Soon after the establishment of the Church as a state institution, i.e. in the time of Constantine, ornaments more or less costly began to be introduced. In addition to the observations on the sacred vessels and utensils of the church, and all gifts which were called Anathemata and Ε᾿κτηπώματα, and which were a sort of symbolical memorial or hieroglyphical representation of the kindness and favor that had been received, sentences of Holy Scripture and other inscriptions were frequently written on the walls. This was the most ancient of all decorations in churches. Gilding and mosaic- work were introduced at an early period. The practice of exhibiting pictures of saints, martyrs, etc., began in the 4th century; it was introduced by Paulinus, bishop of Nola, and his contemporaries, privately and by degrees. Statues and images were a later innovation. The pictures of kings and bishops were brought in about the same time; but no images of God or the Trinity were allowed in churches till after the second Nicene Council; nor, usually, statues or massy images, but only paintings and pictures, and those symbolical rather than any other. The practice of adorning churches with evergreens is mentioned by Augustine. and is probably of high antiquity.

The Roman Catholic Church has continued in a free use of all kinds of church ornamentation. Even in the Greek Church, where the Iconoclastic spirit has done away with much that is held essential to church decorations by Romanists, SEE ICONOCLASM, the number of ornaments used is still very great. Of course in the Protestant churches ornaments of a ritualistic character have been largely abandoned. In the Church of England, the Rubric before the Common Prayer directs that such ornaments of the church and the ministers thereof, at all times of their ministration, shall be retained and be in use as they were in this Church of England, by authority of Parliament, in the second year of the reign of king Edward VI. SEE CONSTITUTIONS and SEE CANONS ECCLESIASTICAL; SEE RITUALISM. The Lutheran Church of Germany has retained the use of pictures, tapers, and crucifix; while the Reformed Church and the dissenting bodies have carefully discarded every such ornament from the church.
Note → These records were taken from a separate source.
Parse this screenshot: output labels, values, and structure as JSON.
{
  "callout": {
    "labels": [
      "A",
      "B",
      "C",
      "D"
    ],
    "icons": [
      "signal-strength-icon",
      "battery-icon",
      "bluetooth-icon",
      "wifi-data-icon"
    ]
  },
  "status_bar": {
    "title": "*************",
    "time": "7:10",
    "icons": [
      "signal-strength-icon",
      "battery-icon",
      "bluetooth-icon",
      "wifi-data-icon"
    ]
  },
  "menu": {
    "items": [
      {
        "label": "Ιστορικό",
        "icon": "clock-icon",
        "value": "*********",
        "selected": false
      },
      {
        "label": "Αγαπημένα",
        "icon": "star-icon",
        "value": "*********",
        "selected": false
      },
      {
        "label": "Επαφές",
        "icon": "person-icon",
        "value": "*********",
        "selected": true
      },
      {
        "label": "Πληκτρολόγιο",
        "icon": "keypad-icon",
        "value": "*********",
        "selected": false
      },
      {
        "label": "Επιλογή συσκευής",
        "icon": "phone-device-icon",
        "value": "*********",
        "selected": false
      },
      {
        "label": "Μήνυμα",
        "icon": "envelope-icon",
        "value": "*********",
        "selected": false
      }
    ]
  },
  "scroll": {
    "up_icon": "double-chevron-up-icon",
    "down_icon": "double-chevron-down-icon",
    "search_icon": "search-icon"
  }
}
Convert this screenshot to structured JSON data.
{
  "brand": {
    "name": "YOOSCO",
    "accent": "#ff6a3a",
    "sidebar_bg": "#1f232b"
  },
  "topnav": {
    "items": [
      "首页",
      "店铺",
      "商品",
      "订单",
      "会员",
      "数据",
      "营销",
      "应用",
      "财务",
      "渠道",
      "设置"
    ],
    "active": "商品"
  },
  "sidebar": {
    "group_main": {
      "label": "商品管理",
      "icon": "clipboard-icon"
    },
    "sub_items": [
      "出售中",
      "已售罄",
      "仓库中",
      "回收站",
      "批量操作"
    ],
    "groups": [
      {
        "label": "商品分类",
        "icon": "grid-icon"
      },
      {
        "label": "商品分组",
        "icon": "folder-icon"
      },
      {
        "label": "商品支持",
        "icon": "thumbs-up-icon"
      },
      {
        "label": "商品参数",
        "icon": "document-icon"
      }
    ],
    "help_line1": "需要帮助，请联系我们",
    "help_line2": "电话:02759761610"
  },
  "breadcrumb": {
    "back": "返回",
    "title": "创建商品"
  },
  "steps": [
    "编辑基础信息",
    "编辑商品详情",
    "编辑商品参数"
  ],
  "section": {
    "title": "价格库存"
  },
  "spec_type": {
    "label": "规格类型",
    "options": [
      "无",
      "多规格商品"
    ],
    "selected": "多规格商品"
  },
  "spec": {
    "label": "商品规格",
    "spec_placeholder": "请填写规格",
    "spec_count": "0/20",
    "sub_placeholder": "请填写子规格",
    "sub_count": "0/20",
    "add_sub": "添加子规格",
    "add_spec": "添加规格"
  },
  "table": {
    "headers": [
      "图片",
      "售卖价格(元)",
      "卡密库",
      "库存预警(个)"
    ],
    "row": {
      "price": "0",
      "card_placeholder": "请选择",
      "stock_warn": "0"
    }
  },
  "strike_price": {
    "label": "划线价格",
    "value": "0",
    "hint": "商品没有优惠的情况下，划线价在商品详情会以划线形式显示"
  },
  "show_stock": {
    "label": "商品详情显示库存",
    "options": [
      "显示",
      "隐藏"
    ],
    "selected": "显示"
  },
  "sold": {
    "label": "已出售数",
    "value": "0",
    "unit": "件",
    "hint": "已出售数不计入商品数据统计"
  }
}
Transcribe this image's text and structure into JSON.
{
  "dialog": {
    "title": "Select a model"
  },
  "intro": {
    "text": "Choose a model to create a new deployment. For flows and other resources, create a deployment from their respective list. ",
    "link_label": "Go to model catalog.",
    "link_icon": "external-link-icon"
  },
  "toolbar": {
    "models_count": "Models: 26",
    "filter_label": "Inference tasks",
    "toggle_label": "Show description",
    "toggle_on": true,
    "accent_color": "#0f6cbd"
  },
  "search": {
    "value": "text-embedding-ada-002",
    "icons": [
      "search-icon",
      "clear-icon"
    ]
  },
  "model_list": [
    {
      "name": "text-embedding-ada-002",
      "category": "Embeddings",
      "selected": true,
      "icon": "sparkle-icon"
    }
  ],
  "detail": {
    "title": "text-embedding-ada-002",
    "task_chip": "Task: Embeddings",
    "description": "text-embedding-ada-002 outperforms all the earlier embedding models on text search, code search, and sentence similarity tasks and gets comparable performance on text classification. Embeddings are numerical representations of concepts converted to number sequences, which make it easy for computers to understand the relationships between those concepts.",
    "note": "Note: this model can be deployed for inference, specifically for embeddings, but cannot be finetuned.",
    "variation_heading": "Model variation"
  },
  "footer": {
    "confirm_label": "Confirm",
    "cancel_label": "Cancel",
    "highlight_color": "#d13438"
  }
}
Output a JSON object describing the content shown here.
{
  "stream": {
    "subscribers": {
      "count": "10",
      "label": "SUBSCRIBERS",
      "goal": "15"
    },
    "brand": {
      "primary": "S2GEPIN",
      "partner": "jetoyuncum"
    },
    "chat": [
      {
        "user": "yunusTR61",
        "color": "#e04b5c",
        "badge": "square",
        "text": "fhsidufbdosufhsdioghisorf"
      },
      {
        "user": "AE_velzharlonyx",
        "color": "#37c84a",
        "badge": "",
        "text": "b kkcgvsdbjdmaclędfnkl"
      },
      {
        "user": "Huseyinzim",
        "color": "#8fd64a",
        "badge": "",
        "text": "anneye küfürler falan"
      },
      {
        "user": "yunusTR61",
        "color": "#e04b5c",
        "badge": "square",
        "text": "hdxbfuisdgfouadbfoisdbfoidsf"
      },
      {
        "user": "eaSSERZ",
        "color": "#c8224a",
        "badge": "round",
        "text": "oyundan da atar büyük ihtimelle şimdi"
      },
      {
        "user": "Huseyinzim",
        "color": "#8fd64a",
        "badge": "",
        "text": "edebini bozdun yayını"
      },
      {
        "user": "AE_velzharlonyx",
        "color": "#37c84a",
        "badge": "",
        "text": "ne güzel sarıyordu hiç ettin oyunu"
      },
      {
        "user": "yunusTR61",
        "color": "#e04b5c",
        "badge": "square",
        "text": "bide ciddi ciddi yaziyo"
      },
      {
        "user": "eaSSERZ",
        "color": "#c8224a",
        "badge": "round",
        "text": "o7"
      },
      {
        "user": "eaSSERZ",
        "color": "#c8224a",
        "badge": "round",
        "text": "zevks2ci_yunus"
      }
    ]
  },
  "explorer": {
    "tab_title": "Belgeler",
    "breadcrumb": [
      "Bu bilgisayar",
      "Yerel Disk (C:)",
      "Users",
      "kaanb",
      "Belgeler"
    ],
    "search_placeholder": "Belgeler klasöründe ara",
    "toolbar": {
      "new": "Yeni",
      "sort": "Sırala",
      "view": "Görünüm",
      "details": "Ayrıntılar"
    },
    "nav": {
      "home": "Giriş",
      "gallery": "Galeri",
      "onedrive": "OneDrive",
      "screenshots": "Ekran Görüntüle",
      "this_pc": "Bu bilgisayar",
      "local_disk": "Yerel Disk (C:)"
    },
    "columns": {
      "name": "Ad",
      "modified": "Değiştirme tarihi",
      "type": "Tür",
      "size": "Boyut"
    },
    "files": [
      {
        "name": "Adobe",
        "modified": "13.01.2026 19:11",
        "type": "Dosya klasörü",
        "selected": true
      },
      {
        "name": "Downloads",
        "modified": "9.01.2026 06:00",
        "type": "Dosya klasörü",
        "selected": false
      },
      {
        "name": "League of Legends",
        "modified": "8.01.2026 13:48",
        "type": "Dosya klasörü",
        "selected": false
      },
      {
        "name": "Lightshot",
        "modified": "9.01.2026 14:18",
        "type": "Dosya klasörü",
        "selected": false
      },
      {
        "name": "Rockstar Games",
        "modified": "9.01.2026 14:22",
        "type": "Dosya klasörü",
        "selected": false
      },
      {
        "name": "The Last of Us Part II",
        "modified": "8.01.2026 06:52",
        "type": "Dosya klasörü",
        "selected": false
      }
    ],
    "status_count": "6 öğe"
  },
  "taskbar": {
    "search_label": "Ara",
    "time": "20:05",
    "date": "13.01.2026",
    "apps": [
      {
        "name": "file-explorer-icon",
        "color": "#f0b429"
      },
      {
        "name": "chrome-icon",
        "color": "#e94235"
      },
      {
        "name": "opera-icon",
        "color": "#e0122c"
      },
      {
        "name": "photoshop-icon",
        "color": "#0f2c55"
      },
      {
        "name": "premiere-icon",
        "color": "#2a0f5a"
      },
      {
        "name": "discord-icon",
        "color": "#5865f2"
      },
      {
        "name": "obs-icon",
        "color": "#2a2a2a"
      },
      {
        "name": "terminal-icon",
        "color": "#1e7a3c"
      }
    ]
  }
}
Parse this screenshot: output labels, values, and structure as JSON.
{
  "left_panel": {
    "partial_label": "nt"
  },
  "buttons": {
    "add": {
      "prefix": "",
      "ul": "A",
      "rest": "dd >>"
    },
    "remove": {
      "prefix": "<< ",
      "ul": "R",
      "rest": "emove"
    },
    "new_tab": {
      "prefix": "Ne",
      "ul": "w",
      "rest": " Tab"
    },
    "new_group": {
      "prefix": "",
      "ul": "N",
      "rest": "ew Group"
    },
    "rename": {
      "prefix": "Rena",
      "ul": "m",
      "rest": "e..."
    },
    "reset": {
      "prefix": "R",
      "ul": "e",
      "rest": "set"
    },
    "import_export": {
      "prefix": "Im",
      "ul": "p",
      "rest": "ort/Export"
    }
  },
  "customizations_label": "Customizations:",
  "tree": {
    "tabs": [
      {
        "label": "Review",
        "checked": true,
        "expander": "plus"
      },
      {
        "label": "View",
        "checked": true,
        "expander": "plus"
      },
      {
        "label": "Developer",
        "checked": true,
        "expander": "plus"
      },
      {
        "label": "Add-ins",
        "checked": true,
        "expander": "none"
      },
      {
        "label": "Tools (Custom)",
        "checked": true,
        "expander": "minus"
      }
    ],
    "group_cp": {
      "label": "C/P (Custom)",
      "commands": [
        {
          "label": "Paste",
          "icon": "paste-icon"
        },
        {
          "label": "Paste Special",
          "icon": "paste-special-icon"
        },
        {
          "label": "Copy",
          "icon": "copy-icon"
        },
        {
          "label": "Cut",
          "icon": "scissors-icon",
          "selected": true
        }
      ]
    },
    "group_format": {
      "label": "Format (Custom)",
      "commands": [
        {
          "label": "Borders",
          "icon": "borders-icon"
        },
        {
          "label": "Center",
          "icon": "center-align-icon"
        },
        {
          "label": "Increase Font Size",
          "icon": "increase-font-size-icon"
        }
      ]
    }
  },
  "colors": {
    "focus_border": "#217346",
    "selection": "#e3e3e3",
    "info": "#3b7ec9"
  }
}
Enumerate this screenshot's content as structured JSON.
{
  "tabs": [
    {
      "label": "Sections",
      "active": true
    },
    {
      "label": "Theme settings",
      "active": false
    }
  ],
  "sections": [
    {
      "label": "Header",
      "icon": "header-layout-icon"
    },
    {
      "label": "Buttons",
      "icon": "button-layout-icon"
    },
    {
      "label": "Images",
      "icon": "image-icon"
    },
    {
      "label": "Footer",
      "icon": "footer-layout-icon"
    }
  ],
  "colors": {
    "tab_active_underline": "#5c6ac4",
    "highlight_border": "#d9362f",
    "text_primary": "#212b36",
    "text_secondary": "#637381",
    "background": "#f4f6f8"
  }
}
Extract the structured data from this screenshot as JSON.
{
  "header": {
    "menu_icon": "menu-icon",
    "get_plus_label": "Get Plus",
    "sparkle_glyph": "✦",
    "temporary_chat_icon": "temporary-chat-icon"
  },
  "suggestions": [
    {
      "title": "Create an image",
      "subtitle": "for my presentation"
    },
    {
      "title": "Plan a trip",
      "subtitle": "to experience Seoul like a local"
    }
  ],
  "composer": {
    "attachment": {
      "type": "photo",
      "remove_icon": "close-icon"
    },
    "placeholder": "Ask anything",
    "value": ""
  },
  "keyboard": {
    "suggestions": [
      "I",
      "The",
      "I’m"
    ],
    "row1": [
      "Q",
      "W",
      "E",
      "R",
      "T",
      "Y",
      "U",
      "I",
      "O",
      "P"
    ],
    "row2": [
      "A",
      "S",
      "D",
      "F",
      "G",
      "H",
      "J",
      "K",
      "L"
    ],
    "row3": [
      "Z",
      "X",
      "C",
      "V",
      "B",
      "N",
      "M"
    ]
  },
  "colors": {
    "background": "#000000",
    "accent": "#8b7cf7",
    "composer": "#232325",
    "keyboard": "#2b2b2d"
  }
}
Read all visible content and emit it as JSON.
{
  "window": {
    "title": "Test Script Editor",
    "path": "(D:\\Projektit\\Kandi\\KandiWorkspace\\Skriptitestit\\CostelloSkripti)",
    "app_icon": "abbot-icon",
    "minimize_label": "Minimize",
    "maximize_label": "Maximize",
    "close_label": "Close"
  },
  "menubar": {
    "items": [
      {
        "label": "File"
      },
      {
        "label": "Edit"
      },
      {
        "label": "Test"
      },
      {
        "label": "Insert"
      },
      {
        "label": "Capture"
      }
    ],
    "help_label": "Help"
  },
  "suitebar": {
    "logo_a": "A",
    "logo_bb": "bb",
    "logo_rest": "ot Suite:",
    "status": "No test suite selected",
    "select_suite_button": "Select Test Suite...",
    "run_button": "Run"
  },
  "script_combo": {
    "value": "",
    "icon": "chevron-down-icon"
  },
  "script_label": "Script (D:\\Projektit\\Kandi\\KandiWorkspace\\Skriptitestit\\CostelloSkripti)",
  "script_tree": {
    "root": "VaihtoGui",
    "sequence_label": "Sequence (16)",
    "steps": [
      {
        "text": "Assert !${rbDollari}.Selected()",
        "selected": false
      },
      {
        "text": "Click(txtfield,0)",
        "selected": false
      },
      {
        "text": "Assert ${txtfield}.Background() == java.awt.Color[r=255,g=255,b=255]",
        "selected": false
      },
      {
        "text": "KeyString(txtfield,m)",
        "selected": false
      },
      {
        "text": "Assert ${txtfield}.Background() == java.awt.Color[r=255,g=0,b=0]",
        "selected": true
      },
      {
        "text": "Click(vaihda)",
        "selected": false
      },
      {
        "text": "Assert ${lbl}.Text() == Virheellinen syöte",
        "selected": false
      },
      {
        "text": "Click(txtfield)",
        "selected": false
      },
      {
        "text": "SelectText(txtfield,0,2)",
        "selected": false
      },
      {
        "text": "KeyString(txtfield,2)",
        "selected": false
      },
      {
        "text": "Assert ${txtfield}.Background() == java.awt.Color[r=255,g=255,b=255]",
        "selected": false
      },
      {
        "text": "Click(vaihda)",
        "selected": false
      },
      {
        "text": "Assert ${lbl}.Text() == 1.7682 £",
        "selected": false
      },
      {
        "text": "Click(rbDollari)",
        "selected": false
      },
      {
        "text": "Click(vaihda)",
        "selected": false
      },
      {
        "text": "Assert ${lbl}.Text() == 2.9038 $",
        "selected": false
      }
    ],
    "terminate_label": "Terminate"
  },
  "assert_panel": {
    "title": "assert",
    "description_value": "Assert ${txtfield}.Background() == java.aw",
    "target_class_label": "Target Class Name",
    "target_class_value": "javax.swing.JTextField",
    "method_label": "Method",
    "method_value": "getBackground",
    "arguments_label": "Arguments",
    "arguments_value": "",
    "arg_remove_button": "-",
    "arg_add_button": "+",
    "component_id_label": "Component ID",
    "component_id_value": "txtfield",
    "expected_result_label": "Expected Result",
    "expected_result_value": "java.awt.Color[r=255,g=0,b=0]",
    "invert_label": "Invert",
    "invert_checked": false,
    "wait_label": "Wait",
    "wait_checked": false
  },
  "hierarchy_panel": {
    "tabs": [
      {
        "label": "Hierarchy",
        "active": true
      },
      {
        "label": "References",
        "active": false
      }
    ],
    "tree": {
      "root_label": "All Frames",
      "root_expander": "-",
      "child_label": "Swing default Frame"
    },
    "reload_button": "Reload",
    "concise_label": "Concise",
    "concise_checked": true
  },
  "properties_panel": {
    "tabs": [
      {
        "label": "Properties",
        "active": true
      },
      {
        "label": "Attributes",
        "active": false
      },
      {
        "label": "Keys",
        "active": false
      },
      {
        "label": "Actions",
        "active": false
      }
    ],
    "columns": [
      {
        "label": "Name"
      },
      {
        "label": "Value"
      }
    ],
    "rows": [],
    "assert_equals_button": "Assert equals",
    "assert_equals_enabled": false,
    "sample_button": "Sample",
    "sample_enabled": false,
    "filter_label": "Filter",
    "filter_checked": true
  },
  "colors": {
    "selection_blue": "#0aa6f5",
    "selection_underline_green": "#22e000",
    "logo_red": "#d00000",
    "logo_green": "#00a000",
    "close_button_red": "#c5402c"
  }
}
We embody in this article a concise description of the chief articles used in the ritualistic churches of Christendom, and their supposed significance, taking it largely from a curious little book written in defense of extreme ritualism, and entitled The Ritual Reason Why. The altar-rail is a rail which separates the altar from the rest of the chancel, because it symbolizes the Holy of Holies in the Temple; the altar-cloth veils it as a token of respect, and to mark the different seasons of the Church by a change of colors, which are five in number; the lights are emblematic of Christ, the light of the world, and also signs of spiritual light and joy; flowers are used for the same purpose; the credence-table (q.v.) is used for the preparation of the elements for the communion before they are placed on the altar; the sedilia (q.v.) are the seats of the lesser clergy, arranged according to their rank; the paten (q.v.) is a thin dish of gold or silver gilt, on which the altar beads are placed for consecration and for communion; the ciborium is a kind of shallow cup used for the same purpose the chalice (qv.) is the cup for holding the consecrated wine; the chalice-veil is a square of embroidered silk for covering it when empty; the corporal is a napkin of fine linen spread on the altar at the time of the communion; the cruets are vessels of glass or metal for holding the sacred wine, and for water; the pyx (q.v.) is a metal canister lined with linen in which the bread is kept till required for use; the basin and napkin are used for washing the priests' hands; the piscina (q.v.) is a small stone basin set in the wall, and used for the same purpose; the lectern (q.v.) is the name given to the reading-desk; the censer (q.v.), or thurible, is a vessel of metal, usually in the shape of a cup, with a perforated cover, in which incense is offered; the sanctus bell is a small bell used to give notice of the elevation of the host, or eucharistic bread; the travelling-cloth is spread over the altar-rails, or before the communicants, to prevent any of the bread falling to the ground. There are other articles, especially different kinds of candles and candlesticks, used in and about the altar and in processions; but those above mentioned are the most important, except such as are worn upon the person, for which SEE VESTMENTS. (See illustrations on following page.)

See Bingham, Antiquities of the Christian Church, bk. viii; Riddle, Christian Antiquities, p. 741 sq., 811 sq.; Coleman, Ancient Christianity exemplified, p. 260 sq.; and. for the Church of England especially, Hook, Church Dict. s.v.